One example: A man with a seemingly unlimited memory who found it difficult to remember faces. Instead of generalizing a face, he remembered faces as an ever-changing sea of patterns. Maybe infinite storage isn’t a good idea, at least for people.
Or consider savants, who display extraordinary talents in some domains at the cost of huge deficits in other domains. Marvin Minsky’s Society of Mind proposed this sort of cooperative model of human intelligence back in the 1980s. It looks like he wasn’t too wide of the mark.

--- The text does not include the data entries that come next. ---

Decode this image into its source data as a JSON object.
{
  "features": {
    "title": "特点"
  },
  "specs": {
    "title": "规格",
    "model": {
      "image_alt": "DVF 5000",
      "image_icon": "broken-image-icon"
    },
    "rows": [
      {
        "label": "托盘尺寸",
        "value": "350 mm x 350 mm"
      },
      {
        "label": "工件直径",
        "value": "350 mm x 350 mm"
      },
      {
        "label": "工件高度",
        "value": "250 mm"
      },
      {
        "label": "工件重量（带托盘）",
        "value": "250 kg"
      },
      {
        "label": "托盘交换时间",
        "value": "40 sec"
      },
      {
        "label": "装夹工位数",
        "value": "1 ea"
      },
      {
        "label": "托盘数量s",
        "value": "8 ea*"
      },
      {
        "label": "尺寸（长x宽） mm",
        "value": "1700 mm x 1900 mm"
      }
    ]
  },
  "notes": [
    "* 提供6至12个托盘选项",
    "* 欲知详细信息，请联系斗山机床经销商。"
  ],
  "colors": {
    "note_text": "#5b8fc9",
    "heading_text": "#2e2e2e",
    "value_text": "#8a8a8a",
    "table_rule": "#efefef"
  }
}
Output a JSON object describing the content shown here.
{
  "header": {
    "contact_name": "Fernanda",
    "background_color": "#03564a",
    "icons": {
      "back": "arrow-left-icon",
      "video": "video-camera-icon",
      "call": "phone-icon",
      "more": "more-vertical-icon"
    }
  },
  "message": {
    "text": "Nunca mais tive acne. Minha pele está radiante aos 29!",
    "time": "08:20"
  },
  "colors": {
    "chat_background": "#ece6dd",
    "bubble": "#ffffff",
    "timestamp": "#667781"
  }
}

Perhaps intelligence isn’t the unalloyed advantage smart people would like to believe it is. Likewise, maybe AI isn’t going to be as beneficial as we’d like to believe.
Intelligence isn’t an end in itself, but a tool that allows us to understand and shape our environment. If people willfully abandon facts, evidence, and logic, it doesn’t matter how “intelligent” they are. They’ll get the wrong answer and damage themselves, and, sometimes, the rest of us.
The two goals of AI should be to extend the fast-thinking part of our intelligence, so we can apply more intelligence to the areas where we are most likely to make mistakes. That is an ideal use case for embedded mobile device intelligence.
The second goal should be where we’ve made the most progress: Domain-specific expertise, such as interpreting medical imaging. This will put a lot of expensively trained professionals out of business, but improve the quality of life for the rest of us.
The idea of the “Singularity” where machine intelligence finally exceeds human capability and wonderful things start happening will fail because most people — and cultures — can only stand so much “intelligence.” But let’s take what we can get instead of expecting the impossible.